Fenomena ini memperlihatkan gejala serius dalam dunia pendidikan: otoritas pendidik mulai kehilangan makna.

Guru dan kepala sekolah kini harus berhati-hati dalam menegakkan aturan, karena risiko hukuman administratif atau sosial bisa datang kapan saja.

Padahal, tanpa ketegasan, pendidikan akan kehilangan arah moralnya.

“Sekolah bukan tempat untuk memanjakan pelanggaran, tapi tempat untuk membentuk karakter,” ujar seorang praktisi pendidikan di Jakarta, Sabtu (18/10).

Seruan untuk Evaluasi Kebijakan

Banyak kalangan mendesak agar keputusan penonaktifan kepala sekolah segera ditinjau ulang.

Kementerian Pendidikan dan pemerintah daerah diminta tidak hanya mendengar opini publik yang viral, tapi melihat substansi kasus dengan jernih: siapa sebenarnya yang melanggar aturan - siswa atau guru?
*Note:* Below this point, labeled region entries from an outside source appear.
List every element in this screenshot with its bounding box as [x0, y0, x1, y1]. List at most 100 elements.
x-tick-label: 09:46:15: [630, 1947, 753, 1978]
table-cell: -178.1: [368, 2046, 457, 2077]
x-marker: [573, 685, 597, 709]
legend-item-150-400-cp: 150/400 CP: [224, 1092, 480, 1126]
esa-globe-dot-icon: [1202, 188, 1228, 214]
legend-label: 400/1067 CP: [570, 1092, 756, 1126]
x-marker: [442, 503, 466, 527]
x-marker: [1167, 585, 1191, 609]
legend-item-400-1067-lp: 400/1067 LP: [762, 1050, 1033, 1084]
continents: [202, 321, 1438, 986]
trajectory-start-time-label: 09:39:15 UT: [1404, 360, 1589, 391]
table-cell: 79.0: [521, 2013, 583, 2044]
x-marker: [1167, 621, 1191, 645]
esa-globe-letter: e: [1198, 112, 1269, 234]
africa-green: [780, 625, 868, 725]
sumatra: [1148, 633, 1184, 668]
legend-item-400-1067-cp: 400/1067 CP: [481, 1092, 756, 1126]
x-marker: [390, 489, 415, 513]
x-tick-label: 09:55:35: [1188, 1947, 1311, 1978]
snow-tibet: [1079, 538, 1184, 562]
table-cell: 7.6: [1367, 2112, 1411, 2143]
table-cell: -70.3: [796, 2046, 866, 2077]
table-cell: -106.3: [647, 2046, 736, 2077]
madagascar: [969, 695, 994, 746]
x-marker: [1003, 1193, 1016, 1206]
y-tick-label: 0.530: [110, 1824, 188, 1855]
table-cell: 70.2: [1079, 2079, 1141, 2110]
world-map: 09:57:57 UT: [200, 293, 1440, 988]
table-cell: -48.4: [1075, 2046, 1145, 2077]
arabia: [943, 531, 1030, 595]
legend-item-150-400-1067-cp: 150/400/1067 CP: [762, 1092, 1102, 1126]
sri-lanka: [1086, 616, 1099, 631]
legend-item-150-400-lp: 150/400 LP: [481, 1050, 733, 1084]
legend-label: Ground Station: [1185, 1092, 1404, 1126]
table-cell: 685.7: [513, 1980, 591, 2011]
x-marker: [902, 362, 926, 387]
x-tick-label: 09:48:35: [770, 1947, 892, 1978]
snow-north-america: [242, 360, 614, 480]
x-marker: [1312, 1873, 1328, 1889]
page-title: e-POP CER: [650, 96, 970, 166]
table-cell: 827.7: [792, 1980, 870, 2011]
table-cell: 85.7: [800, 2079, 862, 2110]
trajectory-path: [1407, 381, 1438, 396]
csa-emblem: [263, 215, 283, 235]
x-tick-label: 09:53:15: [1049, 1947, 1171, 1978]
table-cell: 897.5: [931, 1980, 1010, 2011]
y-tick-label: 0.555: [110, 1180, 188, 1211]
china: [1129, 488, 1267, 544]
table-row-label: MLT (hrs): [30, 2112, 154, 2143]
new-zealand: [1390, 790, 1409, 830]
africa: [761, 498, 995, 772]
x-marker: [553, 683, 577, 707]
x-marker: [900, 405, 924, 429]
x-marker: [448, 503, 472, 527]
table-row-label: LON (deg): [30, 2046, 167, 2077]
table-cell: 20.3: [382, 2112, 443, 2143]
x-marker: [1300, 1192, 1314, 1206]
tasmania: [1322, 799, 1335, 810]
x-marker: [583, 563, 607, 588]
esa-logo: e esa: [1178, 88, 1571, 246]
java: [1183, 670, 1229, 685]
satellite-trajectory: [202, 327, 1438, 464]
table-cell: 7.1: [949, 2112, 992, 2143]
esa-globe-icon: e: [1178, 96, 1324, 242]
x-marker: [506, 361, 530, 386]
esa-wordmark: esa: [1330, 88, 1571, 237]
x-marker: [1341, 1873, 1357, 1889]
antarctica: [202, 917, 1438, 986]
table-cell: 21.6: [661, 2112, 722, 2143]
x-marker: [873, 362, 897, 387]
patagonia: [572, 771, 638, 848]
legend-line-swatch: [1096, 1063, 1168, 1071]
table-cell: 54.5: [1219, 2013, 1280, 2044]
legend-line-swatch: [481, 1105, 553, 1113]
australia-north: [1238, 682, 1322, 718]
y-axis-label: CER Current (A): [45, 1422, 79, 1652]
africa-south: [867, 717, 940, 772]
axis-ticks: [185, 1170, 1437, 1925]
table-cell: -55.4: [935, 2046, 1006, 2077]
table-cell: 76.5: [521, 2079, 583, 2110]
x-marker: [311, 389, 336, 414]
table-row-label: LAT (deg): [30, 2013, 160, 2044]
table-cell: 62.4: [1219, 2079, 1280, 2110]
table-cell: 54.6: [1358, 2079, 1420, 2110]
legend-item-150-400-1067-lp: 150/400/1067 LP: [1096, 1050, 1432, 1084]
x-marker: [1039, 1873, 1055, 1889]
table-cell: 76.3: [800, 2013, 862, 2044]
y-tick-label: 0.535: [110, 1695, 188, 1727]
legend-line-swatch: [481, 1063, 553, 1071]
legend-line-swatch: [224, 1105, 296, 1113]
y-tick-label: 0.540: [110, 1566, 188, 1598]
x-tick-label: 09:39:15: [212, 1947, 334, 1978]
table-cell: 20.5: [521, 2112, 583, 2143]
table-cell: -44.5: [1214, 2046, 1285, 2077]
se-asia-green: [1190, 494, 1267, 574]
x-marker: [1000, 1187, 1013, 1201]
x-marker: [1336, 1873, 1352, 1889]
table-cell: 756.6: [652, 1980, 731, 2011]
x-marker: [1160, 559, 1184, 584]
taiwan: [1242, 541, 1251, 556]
Langkah lebih bijak seharusnya:

1. Mengembalikan kepala sekolah ke posisinya setelah klarifikasi resmi.

2. Memberikan sanksi edukatif dan pembinaan kepada siswa yang merokok.

3. Membangun sistem pembinaan disiplin di sekolah yang kuat tanpa menunggu kejadian viral.

Kesimpulan

Kasus ini seharusnya menjadi refleksi, bukan hukuman sepihak.

Kepala sekolah yang menegakkan disiplin tidak pantas dicap pelaku kekerasan, sementara siswa yang merokok dibiarkan dengan alasan “masih anak-anak.”

Jika setiap guru takut menegur, maka generasi muda akan tumbuh tanpa batas.

Dan bila penegak disiplin selalu disalahkan, maka pendidikan di Indonesia bukan lagi ruang pembentukan karakter, melainkan sekadar tempat mencari nilai.